Navies are falling in love with a new kind of stealthy submarine, but it can’t do what US Navy subs need to do

Over the past decade, air-independent propulsion (AIP) for submarines has spread rapidly around the world.

The technology, which allows conventionally powered submarines to operate without access to outside air, has the potential the shift the balance away from the big nuclear attack submarines (SSNs) that have dominated undersea warfare since the 1950s and back toward small conventional boats.

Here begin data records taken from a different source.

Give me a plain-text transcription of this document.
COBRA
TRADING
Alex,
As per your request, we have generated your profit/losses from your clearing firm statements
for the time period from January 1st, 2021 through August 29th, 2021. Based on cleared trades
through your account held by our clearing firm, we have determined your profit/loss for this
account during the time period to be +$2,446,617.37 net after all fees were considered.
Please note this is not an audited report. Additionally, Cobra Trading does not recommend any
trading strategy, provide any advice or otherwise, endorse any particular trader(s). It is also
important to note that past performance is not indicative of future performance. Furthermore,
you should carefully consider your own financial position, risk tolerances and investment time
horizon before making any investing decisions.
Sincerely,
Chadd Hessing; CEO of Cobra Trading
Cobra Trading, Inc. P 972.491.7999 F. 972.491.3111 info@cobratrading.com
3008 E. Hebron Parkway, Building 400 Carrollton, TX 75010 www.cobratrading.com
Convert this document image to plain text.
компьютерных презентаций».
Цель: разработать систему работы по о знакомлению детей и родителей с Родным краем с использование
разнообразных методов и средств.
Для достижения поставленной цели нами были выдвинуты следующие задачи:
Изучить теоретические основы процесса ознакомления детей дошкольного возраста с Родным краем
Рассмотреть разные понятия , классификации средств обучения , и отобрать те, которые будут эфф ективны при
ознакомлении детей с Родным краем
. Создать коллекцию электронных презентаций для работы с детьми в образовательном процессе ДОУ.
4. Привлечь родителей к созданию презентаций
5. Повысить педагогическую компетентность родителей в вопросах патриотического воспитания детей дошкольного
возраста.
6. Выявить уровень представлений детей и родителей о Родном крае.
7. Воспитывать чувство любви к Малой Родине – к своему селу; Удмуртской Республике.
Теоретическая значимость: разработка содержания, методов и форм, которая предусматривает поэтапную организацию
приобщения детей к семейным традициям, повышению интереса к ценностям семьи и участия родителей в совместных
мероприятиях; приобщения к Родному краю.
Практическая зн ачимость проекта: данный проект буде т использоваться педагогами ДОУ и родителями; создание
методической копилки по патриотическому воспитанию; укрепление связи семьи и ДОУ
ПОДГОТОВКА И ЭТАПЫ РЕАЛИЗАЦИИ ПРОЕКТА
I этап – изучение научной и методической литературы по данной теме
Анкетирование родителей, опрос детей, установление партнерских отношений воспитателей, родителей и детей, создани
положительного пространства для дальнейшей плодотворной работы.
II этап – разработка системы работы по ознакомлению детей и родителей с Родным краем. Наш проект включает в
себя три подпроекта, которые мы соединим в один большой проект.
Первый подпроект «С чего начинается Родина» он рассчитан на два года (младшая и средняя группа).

In global terms, this might again make submarines the great strategic equalizer; small, cheap weapons that can destroy the expensive warships of the world’s most powerful navies. Does this mean that the United States should invest in these kinds of boats? Probably not. Several navies experimented with AIP during the 20th century. The earliest work began in World War II in the German and Soviet navies, although none of the experiments produced operationally suitable boats.

After the war, Britain, the United States, and the Soviet Union took advantage of German research to produce their own experimental boats, but nuclear propulsion seemed to offer a more fruitful direction for submarine development.

In the mid-2000s, converging technological developments enabled several major submarine producers around the world to begin to develop practical AIP systems.

France, Germany, Japan, Sweden and China all laid down AIP-capable boats, in some cases exporting those submarines to customers around the world.